On March 25, Scripps Research Translational Institute epidemiologist Jennifer Radin, the lead author of a recent study on the potentially “vital” role of Fitbits in disease detection, called on US adult volunteers using any kind of smartwatch or activity tracker to share their health data with researchers by downloading the MyDataHelps mobile app. The researchers hope to use the data to identify changes in resting heart rates that may signify disease, Radin told Knowable. While she acknowledged that a faster heart rate might be induced by simply watching the news, she said volunteers who aren’t feeling well may also list other symptoms on the app.

For the past eight years, a San Francisco startup called Kinsa has been systematically collecting such real-time health data, having recently sold and given away more than 1 million internet-connected thermometers. Oregon State University scientist Benjamin Dalziel, who is collaborating on research funded by Kinsa, says the system can accurately track the flu two weeks ahead of predictions by the CDC and could potentially track Covid-19 as well. On March 18, it began posting new data from its opt-in system about clusters of “atypical fevers” on its “Health Weather Map” at www.healthweather.us.

Dalziel and Kinsa corporate leaders are certain their thermometers can help during this global emergency. “This is the future, however grand that sounds,” Dalziel says. “A fever is a key indicator of an acute respiratory infection. It’s measuring something directly relevant to illness. And while I think there has been stunning work done to extract information from Twitter, a thermometer reading has clearly got an advantage over a tweet.”

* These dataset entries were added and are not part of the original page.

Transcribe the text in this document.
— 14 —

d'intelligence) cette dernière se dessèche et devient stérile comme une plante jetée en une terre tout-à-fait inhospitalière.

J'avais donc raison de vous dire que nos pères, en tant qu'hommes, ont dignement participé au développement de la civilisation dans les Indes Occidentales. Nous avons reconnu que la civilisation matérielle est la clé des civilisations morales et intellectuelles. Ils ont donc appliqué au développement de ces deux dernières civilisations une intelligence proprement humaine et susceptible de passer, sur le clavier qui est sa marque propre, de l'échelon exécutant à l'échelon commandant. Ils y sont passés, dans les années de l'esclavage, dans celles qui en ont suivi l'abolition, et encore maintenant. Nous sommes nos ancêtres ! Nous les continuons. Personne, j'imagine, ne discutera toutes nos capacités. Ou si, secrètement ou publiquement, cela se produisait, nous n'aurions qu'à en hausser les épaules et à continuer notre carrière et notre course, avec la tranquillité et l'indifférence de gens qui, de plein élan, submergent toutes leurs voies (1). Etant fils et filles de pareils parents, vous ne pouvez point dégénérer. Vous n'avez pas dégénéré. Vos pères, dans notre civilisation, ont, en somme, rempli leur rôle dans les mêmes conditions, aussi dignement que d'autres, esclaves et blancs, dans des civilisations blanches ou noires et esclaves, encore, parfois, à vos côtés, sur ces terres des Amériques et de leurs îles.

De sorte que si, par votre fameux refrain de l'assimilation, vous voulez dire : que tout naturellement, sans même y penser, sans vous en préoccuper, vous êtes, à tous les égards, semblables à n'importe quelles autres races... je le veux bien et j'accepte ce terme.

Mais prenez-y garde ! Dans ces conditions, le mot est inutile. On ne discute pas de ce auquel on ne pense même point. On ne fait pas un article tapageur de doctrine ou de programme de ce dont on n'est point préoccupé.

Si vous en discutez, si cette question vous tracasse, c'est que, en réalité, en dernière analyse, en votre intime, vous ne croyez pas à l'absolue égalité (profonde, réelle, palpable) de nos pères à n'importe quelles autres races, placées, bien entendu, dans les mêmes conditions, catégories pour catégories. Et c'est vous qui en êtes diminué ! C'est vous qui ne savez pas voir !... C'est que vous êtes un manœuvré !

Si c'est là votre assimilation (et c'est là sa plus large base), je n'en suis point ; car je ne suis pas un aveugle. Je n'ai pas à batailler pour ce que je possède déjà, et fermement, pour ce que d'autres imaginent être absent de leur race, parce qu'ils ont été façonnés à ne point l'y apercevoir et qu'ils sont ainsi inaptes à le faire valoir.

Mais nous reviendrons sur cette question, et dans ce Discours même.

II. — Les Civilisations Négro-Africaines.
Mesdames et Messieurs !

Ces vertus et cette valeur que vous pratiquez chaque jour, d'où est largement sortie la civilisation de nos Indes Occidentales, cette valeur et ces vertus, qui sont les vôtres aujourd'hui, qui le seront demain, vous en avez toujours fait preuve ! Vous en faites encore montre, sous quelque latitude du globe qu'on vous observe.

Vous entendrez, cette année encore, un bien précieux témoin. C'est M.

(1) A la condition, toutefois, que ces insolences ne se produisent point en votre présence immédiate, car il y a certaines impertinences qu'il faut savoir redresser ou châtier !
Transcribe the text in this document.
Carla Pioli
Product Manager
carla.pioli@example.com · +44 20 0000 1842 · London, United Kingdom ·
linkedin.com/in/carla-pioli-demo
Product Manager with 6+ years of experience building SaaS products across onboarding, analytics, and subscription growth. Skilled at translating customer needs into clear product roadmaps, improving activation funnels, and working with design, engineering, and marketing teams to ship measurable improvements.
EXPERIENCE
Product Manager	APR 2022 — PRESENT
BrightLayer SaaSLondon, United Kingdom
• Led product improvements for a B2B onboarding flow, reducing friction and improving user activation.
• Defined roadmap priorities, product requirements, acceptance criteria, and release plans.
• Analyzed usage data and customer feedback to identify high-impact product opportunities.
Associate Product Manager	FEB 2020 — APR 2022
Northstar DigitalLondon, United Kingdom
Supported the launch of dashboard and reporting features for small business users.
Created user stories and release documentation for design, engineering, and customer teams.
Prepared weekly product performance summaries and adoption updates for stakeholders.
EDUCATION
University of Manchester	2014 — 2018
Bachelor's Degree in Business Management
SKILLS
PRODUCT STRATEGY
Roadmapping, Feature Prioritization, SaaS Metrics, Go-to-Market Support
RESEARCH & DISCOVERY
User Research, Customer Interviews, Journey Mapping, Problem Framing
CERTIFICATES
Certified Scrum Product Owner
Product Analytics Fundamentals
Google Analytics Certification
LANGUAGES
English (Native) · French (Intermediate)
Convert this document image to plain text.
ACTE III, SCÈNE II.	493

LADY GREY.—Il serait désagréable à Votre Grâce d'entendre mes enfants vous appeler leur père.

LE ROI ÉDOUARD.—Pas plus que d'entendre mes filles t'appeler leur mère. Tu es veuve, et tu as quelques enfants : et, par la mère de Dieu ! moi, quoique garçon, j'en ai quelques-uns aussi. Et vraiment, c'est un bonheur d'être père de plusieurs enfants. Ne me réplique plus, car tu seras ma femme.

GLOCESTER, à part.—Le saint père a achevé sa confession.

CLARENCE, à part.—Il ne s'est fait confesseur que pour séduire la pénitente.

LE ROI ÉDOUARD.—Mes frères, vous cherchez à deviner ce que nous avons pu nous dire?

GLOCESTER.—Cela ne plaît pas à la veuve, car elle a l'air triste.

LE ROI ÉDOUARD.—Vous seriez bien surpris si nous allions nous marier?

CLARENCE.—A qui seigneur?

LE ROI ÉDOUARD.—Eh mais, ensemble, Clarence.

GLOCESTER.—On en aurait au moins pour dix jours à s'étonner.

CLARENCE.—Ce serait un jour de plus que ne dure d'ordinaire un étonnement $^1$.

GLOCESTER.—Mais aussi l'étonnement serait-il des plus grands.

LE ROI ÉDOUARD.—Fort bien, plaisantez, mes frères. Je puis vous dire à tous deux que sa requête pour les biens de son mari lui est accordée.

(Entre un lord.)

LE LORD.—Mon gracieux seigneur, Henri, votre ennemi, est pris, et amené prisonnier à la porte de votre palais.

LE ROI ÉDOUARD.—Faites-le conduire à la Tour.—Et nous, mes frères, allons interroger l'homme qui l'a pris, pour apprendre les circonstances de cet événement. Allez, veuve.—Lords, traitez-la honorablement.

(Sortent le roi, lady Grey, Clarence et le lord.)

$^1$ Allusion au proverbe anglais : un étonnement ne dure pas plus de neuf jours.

Other experts are also enthusiastic about Kinsa’s progress. “Fever monitoring is a great idea given the lack of Covid-specific test kits,” says HealthMap’s Freifeld.

The coronavirus emergency is clearly speeding interest in digital epidemiology. Yet to date, Freifeld and other experts agree that the field’s promise remains more as an adjunct than a substitute for conventional surveillance.

As Aiello, in North Carolina, acknowledges that for the time being, at least: “We’ll need to validate it with traditional shoe-leather data.”